# Does filling/plugging A pocket hole make it stronger?



## OldBull (Apr 30, 2020)

I thought it would be easy to find the answer to this question but I have searched for a while with no luck. If a pocket hole's size is reduced by plugging and gluing it, is it stronger ? It seems like a lot of wood is taken out in a pocket hole and by filling it back the joint would be stronger. I think the joint itself might be the weakest unless it is glued as well.

Since I am new to all of this I have to ask, is it normal to glue and screw a pocket hole?


----------



## Axis39 (Jul 3, 2019)

Nope. Purely cosmetic.

The strength of the joint is really where the two pieces meet.

If you are only using a screw, the strength is all the mechanical fastening of the washer head on one piece, and the threads into the other.
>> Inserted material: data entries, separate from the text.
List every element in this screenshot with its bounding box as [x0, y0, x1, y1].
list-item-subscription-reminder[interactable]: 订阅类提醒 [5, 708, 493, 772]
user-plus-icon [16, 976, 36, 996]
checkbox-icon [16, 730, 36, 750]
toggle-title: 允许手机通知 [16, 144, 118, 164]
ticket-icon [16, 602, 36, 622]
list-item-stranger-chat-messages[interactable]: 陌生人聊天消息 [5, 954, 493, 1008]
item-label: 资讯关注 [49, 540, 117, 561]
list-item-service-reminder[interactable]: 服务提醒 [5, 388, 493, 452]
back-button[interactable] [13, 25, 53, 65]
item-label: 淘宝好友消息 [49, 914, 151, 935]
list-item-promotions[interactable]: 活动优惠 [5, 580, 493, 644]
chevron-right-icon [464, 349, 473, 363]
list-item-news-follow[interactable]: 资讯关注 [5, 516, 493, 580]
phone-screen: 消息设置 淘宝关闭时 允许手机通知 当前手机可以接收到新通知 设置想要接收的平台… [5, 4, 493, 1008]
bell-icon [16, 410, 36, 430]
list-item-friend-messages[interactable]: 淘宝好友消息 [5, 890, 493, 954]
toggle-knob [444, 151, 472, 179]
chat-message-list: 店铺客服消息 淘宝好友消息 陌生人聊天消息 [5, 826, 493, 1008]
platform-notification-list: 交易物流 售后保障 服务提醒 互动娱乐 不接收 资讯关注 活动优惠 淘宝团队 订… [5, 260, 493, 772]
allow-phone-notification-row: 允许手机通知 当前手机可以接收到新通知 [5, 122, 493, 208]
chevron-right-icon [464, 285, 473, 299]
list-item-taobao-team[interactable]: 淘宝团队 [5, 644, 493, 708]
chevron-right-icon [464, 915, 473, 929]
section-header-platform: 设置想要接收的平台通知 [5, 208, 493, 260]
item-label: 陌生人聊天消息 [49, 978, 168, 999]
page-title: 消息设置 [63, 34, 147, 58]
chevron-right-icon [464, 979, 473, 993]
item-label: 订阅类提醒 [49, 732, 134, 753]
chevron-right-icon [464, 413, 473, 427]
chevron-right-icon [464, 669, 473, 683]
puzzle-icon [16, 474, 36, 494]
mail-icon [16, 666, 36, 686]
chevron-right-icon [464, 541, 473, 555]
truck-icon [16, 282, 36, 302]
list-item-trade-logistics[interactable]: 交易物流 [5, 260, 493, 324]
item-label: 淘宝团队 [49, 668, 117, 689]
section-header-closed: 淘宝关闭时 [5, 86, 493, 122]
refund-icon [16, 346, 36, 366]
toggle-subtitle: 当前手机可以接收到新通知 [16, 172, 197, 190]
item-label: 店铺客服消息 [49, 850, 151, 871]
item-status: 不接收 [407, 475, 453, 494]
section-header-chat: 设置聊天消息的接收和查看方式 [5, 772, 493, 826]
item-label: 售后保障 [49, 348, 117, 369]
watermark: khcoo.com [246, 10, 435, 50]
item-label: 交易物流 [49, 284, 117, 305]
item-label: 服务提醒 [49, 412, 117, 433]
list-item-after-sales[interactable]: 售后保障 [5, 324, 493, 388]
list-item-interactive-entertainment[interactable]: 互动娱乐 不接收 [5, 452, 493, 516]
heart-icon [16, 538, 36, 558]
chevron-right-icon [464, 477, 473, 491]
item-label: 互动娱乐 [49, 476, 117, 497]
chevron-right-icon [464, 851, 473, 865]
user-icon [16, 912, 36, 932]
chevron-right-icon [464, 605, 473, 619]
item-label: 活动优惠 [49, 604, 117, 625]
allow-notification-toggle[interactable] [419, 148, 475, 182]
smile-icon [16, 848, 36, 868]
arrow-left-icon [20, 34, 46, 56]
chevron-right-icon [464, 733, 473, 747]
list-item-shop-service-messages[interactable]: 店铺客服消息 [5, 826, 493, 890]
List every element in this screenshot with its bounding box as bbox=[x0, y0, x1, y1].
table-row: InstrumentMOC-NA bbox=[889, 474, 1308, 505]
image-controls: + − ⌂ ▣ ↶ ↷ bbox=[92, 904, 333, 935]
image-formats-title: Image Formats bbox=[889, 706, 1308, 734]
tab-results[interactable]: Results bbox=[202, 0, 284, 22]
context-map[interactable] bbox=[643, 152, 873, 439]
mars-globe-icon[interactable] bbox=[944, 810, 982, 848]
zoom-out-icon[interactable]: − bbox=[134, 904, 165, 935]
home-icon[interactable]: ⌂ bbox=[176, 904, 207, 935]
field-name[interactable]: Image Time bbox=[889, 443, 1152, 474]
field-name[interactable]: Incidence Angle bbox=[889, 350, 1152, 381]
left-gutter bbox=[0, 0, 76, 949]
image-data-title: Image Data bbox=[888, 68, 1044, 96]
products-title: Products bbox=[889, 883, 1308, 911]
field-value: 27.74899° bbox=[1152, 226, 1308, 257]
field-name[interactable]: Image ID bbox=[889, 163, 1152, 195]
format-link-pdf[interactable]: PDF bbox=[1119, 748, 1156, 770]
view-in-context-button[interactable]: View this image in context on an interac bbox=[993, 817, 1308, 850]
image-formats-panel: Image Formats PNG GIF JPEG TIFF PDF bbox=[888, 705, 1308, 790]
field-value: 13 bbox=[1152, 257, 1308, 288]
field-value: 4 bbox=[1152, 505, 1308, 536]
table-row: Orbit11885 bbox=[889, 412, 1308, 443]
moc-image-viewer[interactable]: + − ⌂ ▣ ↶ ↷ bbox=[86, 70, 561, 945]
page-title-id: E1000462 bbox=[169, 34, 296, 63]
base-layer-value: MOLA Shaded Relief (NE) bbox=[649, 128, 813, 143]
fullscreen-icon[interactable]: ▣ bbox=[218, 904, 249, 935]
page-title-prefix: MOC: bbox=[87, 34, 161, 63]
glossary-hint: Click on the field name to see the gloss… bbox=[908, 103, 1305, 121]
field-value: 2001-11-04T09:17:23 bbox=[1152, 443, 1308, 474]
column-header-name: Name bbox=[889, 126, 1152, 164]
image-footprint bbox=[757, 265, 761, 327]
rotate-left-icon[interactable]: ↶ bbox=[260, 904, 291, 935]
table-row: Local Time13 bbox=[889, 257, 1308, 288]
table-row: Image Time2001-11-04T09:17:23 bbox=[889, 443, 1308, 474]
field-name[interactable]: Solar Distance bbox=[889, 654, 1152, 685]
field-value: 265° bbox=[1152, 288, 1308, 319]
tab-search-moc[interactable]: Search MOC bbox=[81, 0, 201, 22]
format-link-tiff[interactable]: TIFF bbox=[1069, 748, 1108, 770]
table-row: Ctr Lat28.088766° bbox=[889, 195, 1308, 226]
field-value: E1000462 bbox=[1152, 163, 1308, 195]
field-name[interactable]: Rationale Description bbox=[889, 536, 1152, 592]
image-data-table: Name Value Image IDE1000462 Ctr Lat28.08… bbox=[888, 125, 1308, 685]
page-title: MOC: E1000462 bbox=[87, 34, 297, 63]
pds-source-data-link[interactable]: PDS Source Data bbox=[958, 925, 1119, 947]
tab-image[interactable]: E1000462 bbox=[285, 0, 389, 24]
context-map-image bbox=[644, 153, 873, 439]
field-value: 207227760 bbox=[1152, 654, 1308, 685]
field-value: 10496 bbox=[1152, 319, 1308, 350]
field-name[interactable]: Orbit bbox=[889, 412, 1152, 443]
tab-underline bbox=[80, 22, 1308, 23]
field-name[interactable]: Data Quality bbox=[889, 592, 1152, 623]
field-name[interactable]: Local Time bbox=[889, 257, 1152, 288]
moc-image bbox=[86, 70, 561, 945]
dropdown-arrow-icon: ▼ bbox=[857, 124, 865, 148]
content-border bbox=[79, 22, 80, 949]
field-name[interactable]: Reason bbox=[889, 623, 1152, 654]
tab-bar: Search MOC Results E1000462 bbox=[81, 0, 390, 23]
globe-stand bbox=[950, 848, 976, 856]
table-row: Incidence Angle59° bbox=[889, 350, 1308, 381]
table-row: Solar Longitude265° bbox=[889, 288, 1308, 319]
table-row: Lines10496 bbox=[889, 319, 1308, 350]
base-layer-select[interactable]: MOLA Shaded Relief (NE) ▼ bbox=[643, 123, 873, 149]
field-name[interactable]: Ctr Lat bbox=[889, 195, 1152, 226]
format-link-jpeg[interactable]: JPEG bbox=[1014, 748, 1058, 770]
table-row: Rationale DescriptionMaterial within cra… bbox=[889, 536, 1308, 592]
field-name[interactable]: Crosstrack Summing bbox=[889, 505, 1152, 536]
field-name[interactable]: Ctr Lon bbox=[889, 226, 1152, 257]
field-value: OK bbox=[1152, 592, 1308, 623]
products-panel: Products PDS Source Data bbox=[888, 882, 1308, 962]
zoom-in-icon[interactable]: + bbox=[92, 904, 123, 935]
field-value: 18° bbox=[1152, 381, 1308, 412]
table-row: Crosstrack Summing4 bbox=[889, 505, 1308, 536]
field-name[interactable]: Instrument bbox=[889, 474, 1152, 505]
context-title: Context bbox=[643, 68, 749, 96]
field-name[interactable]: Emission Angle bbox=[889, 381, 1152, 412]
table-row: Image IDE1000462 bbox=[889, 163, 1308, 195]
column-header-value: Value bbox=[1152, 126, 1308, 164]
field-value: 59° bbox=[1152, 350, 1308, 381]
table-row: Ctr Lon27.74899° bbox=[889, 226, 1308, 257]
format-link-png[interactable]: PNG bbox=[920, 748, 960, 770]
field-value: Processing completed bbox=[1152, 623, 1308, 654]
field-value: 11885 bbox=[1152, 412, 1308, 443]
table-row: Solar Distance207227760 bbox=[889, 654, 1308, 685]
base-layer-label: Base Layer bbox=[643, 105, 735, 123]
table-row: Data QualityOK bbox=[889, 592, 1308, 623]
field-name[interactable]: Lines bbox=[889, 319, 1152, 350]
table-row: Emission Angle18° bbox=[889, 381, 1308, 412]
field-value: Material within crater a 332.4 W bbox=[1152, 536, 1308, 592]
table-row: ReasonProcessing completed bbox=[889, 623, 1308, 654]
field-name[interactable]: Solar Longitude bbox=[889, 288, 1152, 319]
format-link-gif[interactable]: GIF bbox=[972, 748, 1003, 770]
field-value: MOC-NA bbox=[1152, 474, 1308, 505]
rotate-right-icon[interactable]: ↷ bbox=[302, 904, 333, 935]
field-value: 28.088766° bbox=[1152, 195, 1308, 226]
Add glue, and the strength of the joint is spread out through all of the glue surfaces.

Adding mass behind the screw doesn't add anything, other than a nice look.


----------



## OldBull (Apr 30, 2020)

Thank you Axis39


----------



## LittleBlackDuck (Feb 26, 2016)

Doesn't make it stronger and you would lose the opportunity for breaksown on the pocket hole, should the need arise… unless of course you've glued the joint.


----------



## Rick Dennington (Aug 27, 2009)

^...………..Two good answers, and they are both right……!!!


----------



## LeeRoyMan (Feb 23, 2019)

It does make the hole stronger.. 
Not so much for the joint….


----------



## Lazyman (Aug 8, 2014)

The weakness of pocket screws is the for them to pull through the other side.


----------



## nickbatz (Mar 7, 2018)

Note that you can buy dowel plugs for pocket holes. I think Kreg makes the ones I have.

They're a little long, so you need to cut them to size (I use the band saw), but the other end is the right angle.


----------



## BurlyBob (Mar 13, 2012)

nope!


----------



## SMP (Aug 29, 2018)

Well like with most things, it depends. If you are using a real soft wood like pine, and you aren't gluing the joint, in theory, it could potentially strengthen it. I have made utility stuff from pine and fir and other soft woods. Using pocket holes to make it break apart. The thing is with pocket hole screws is a big part of the shaft is smooth. And if the screws loosen or the heads of the screws mash the surrounding wood a bit, in theory, plugging it tightly to keep the screw engaged could strengthen it.


----------



## Andybb (Sep 30, 2016)

Make sure you use the correct screw. 2 types. Hardwood (fine thread) and softwood (coarse thread) and use glue.


----------



## hcbph_1 (Apr 11, 2020)

> Note that you can buy dowel plugs for pocket holes. I think Kreg makes the ones I have.
> 
> They re a little long, so you need to cut them to size (I use the band saw), but the other end is the right angle.
> 
> - nickbatz


Happens the holes are 3/8". When filling in a screw pocket, I use a tenon cutter to make plugs out of the same wood and trim it once in.


----------



## Andybb (Sep 30, 2016)

> Note that you can buy dowel plugs for pocket holes. I think Kreg makes the ones I have.
> 
> They re a little long, so you need to cut them to size (I use the band saw), but the other end is the right angle.
> 
> ...


I use the Kreg ones too. Just quicker. The pocket holes are usually in an unseen location but making your own out of the same wood is a nice esthetic touch.


----------



## Jimothy (Oct 29, 2015)

I dont think it would make it any stronger per se. Just an idea but I imagine if you plug the hole very tightly where the plug is butted up right against the head of the screw, I guess it may stop the screw from loosening over time? I'm not sure though.


----------